Documentary screens on Uganda’s child soldiers
March 22nd, 2007 by Zsofia
The award-winning documentary “War/Dance” was screened last night in a joint film event by New York’s Museum of Modern Art and the Film Society of Lincoln Center. Directed by the husband-and-wife team Sean Fine and Andrea Nix Fine, “War/Dance” focuses on a group of children in a northern Ugandan refugee camp, who had escaped from the Lord’s Resistance Army.
The documentary film tells the story of three exceptional children and their school in the Patongo refugee camp as they take an historic journey to compete in the annual Kampala Music Festival. Fifty-six schools compete, but only one will go home the champion. No one expects it to be Patongo – schools in the middle of refugee camps don’t win awards.
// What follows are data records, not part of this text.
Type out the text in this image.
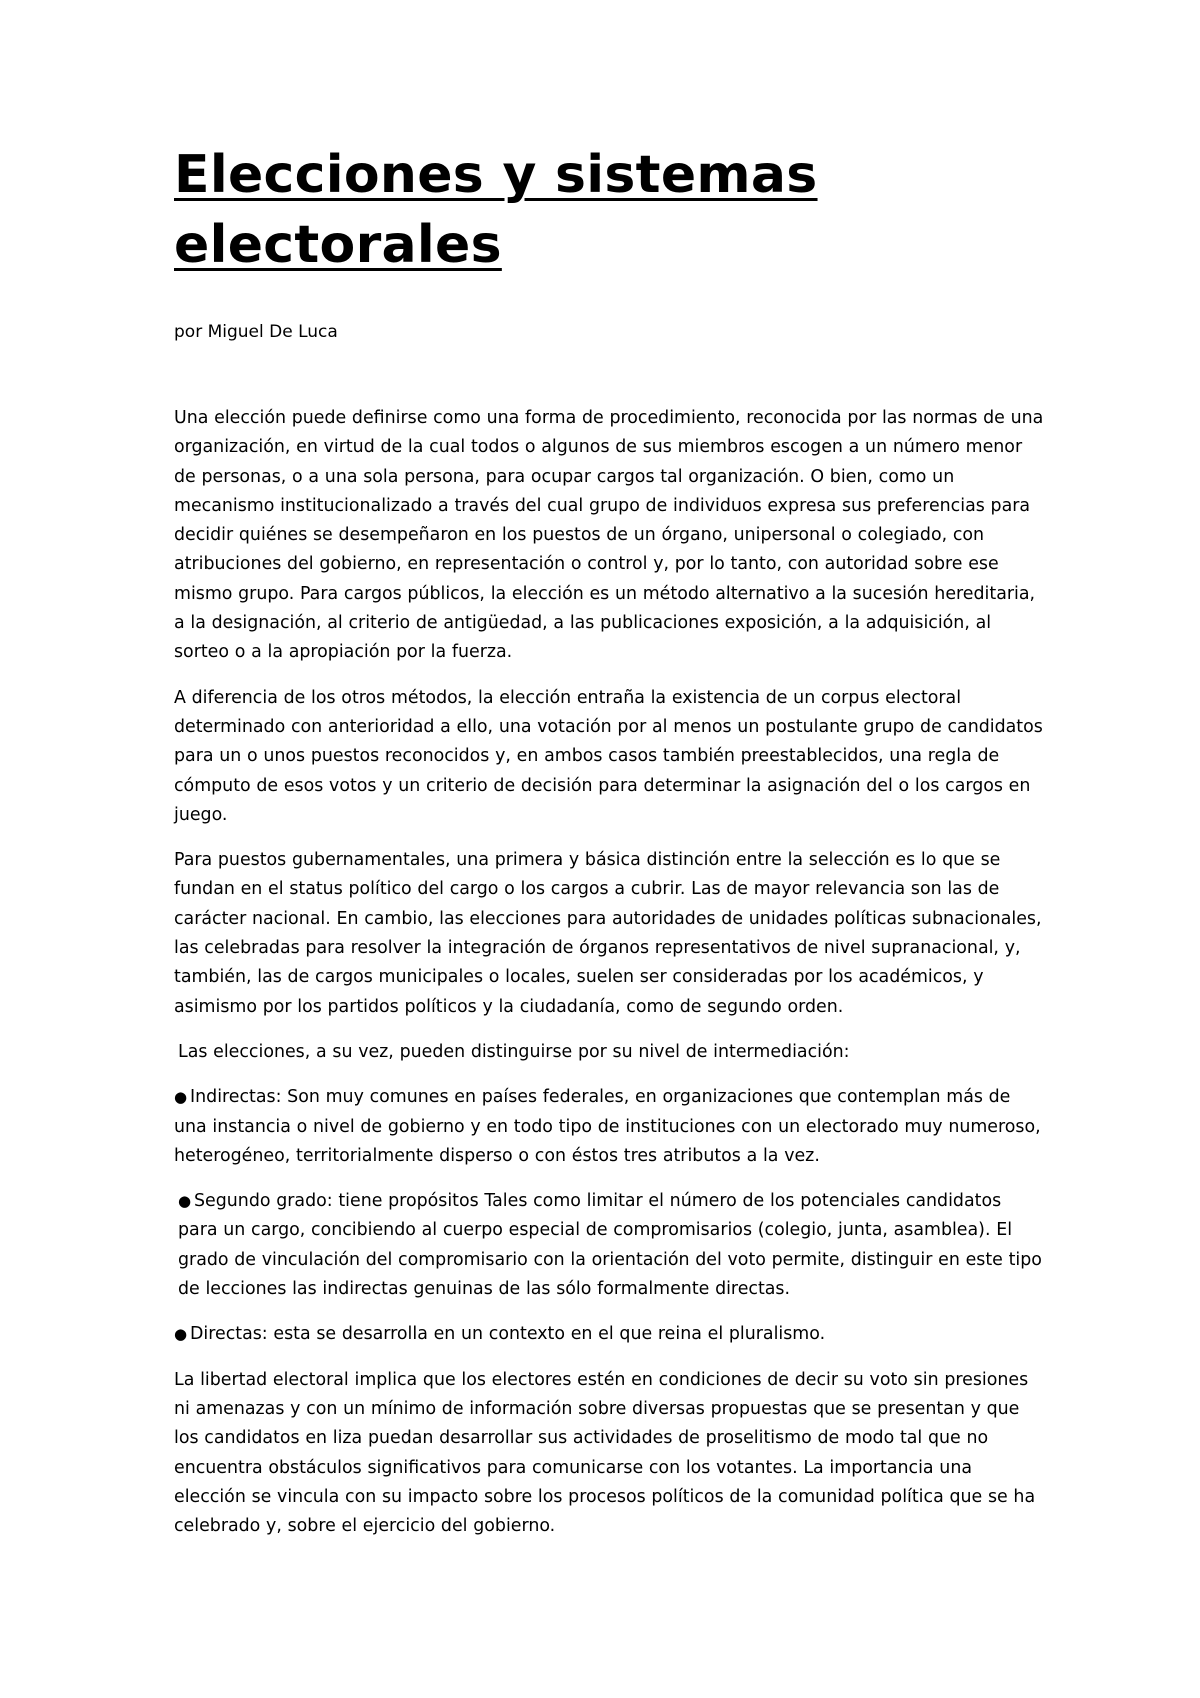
Elecciones y sistemas electorales
por Miguel De Luca

Una elección puede definirse como una forma de procedimiento, reconocida por las normas de una organización, en virtud de la cual todos o algunos de sus miembros escogen a un número menor de personas, o a una sola persona, para ocupar cargos tal organización. O bien, como un mecanismo institucionalizado a través del cual grupo de individuos expresa sus preferencias para decidir quiénes se desempeñaron en los puestos de un órgano, unipersonal o colegiado, con atribuciones del gobierno, en representación o control y, por lo tanto, con autoridad sobre ese mismo grupo. Para cargos públicos, la elección es un método alternativo a la sucesión hereditaria, a la designación, al criterio de antigüedad, a las publicaciones exposición, a la adquisición, al sorteo o a la apropiación por la fuerza.

A diferencia de los otros métodos, la elección entraña la existencia de un corpus electoral determinado con anterioridad a ello, una votación por al menos un postulante grupo de candidatos para un o unos puestos reconocidos y, en ambos casos también preestablecidos, una regla de cómputo de esos votos y un criterio de decisión para determinar la asignación del o los cargos en juego.

Para puestos gubernamentales, una primera y básica distinción entre la selección es lo que se fundan en el status político del cargo o los cargos a cubrir. Las de mayor relevancia son las de carácter nacional. En cambio, las elecciones para autoridades de unidades políticas subnacionales, las celebradas para resolver la integración de órganos representativos de nivel supranacional, y, también, las de cargos municipales o locales, suelen ser consideradas por los académicos, y asimismo por los partidos políticos y la ciudadanía, como de segundo orden.

Las elecciones, a su vez, pueden distinguirse por su nivel de intermediación:

● Indirectas: Son muy comunes en países federales, en organizaciones que contemplan más de una instancia o nivel de gobierno y en todo tipo de instituciones con un electorado muy numeroso, heterogéneo, territorialmente disperso o con éstos tres atributos a la vez.

● Segundo grado: tiene propósitos Tales como limitar el número de los potenciales candidatos para un cargo, concibiendo al cuerpo especial de compromisarios (colegio, junta, asamblea). El grado de vinculación del compromisario con la orientación del voto permite, distinguir en este tipo de lecciones las indirectas genuinas de las sólo formalmente directas.

● Directas: esta se desarrolla en un contexto en el que reina el pluralismo.

La libertad electoral implica que los electores estén en condiciones de decir su voto sin presiones ni amenazas y con un mínimo de información sobre diversas propuestas que se presentan y que los candidatos en liza puedan desarrollar sus actividades de proselitismo de modo tal que no encuentra obstáculos significativos para comunicarse con los votantes. La importancia una elección se vincula con su impacto sobre los procesos políticos de la comunidad política que se ha celebrado y, sobre el ejercicio del gobierno.
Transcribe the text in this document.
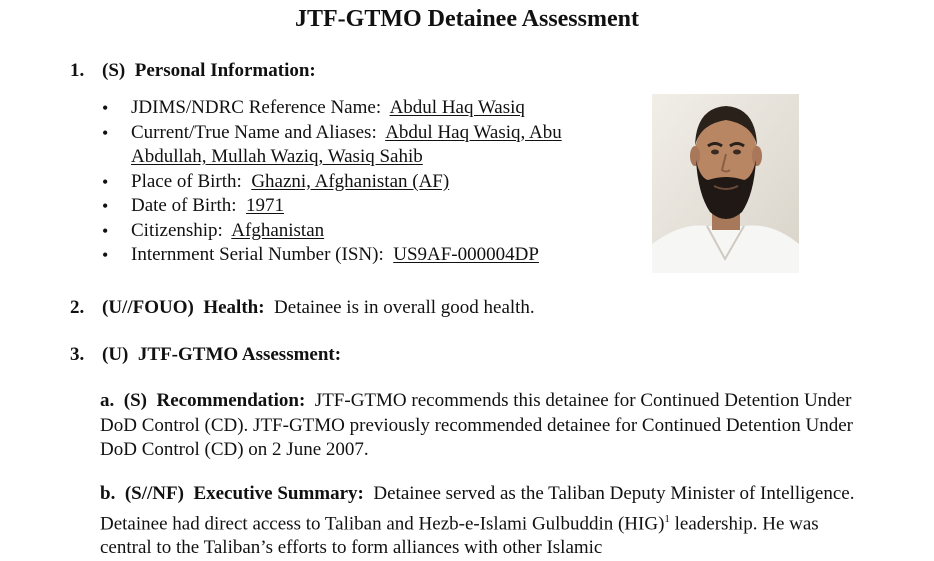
JTF-GTMO Detainee Assessment
1. (S) Personal Information:
• JDIMS/NDRC Reference Name: Abdul Haq Wasiq
• Current/True Name and Aliases: Abdul Haq Wasiq, Abu Abdullah, Mullah Waziq, Wasiq Sahib
• Place of Birth: Ghazni, Afghanistan (AF)
• Date of Birth: 1971
• Citizenship: Afghanistan
• Internment Serial Number (ISN): US9AF-000004DP
2. (U//FOUO) Health: Detainee is in overall good health.
3. (U) JTF-GTMO Assessment:
a. (S) Recommendation: JTF-GTMO recommends this detainee for Continued Detention Under DoD Control (CD). JTF-GTMO previously recommended detainee for Continued Detention Under DoD Control (CD) on 2 June 2007.
b. (S//NF) Executive Summary: Detainee served as the Taliban Deputy Minister of Intelligence. Detainee had direct access to Taliban and Hezb-e-Islami Gulbuddin (HIG)$^1$ leadership. He was central to the Taliban’s efforts to form alliances with other Islamic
“The music helps them forget,” said Patongo’s head teacher in the film. The war has stolen so much: their homes, their parents, their childhoods. Patongo’s refugee camp packs 60,000 people in its endless squalor. Close to half of the primary school students had been abducted and forced at gunpoint to beat or kill neighbors, other children and sometimes even their own parents.
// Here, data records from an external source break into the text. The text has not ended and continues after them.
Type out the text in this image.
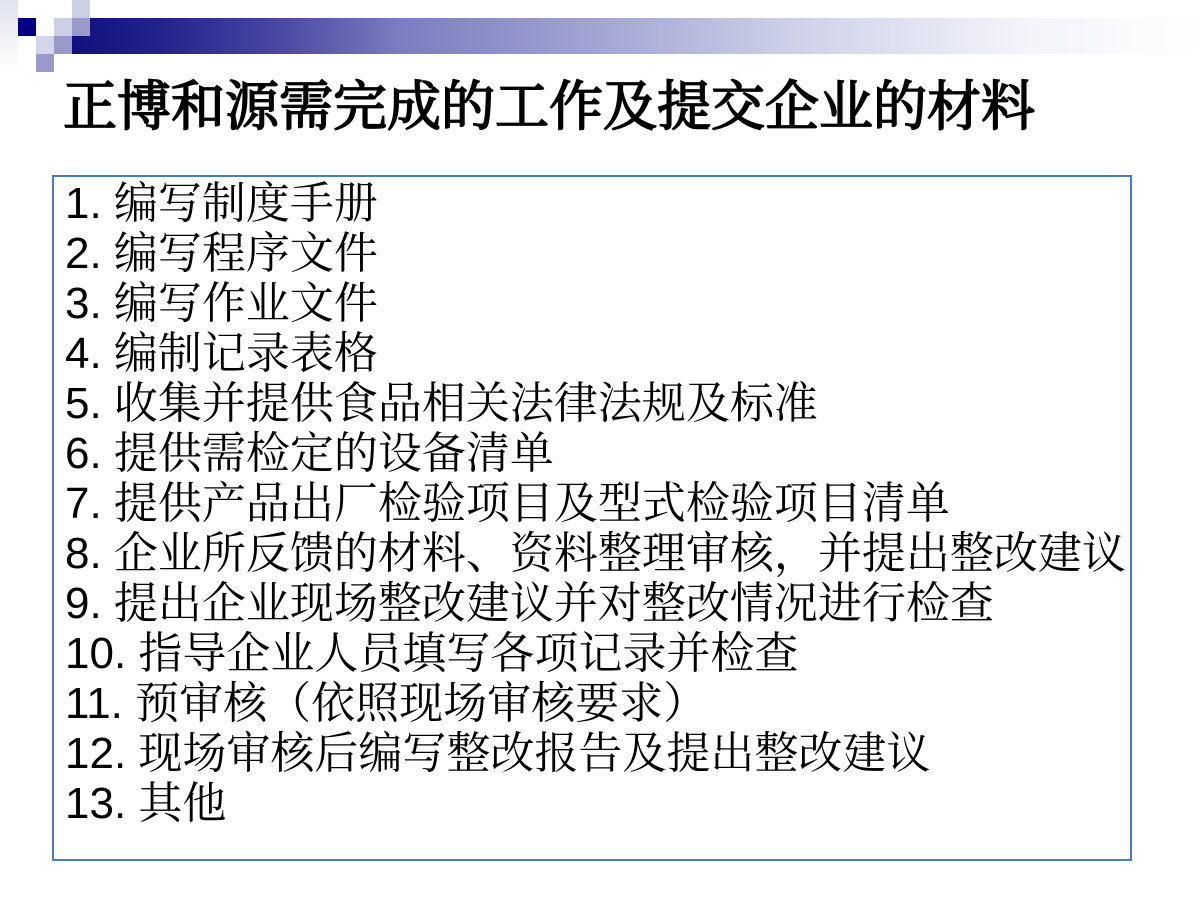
正博和源需完成的工作及提交企业的材料
1. 编写制度手册
2. 编写程序文件
3. 编写作业文件
4. 编制记录表格
5. 收集并提供食品相关法律法规及标准
6. 提供需检定的设备清单
7. 提供产品出厂检验项目及型式检验项目清单
8. 企业所反馈的材料、资料整理审核，并提出整改建议
9. 提出企业现场整改建议并对整改情况进行检查
10. 指导企业人员填写各项记录并检查
11. 预审核（依照现场审核要求）
12. 现场审核后编写整改报告及提出整改建议
13. 其他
The story centres around Rose, 13, the choirgirl trying to piece her life back together after witnessing the brutal aftermath of her parents murder; Dominic, 14, the escaped child soldier and virtuoso xylophone player, forced to murder three people; and Nancy, 12, who kept herself and two younger siblings alive in the bush for a month after the LRA killed their father and abducted their mother. She now dreams of becoming a doctor.
The New York Times has been slightly critical in its description: “The setup sounds obvious at best, a near-caricature of those contemporary social-issue films about Africa in which catastrophe is met with redemption. But the documentary plays out more complexly than its bare bones suggest, largely because the three remarkable children at its center - Rose, Dominic and Nancy - are too individuated to be clichés and too marked by tragedy to become figures of uplift. Their smiles are transitory, ghostly. […] As one disturbing, intrusive scene of a mourning child suggests, the Fines have yet to fully grasp the moral obligations that come into play every time a filmmaker trains a documentary eye on another person. Just because a subject allows you to show her grief doesn’t mean you should. Who, after all, benefits from this image?”
The film won a Sundance award for Documentary Direction in January. It was produced by Shine Global, a US-based non-profit organisation, dedicated to raising awareness about child suffering.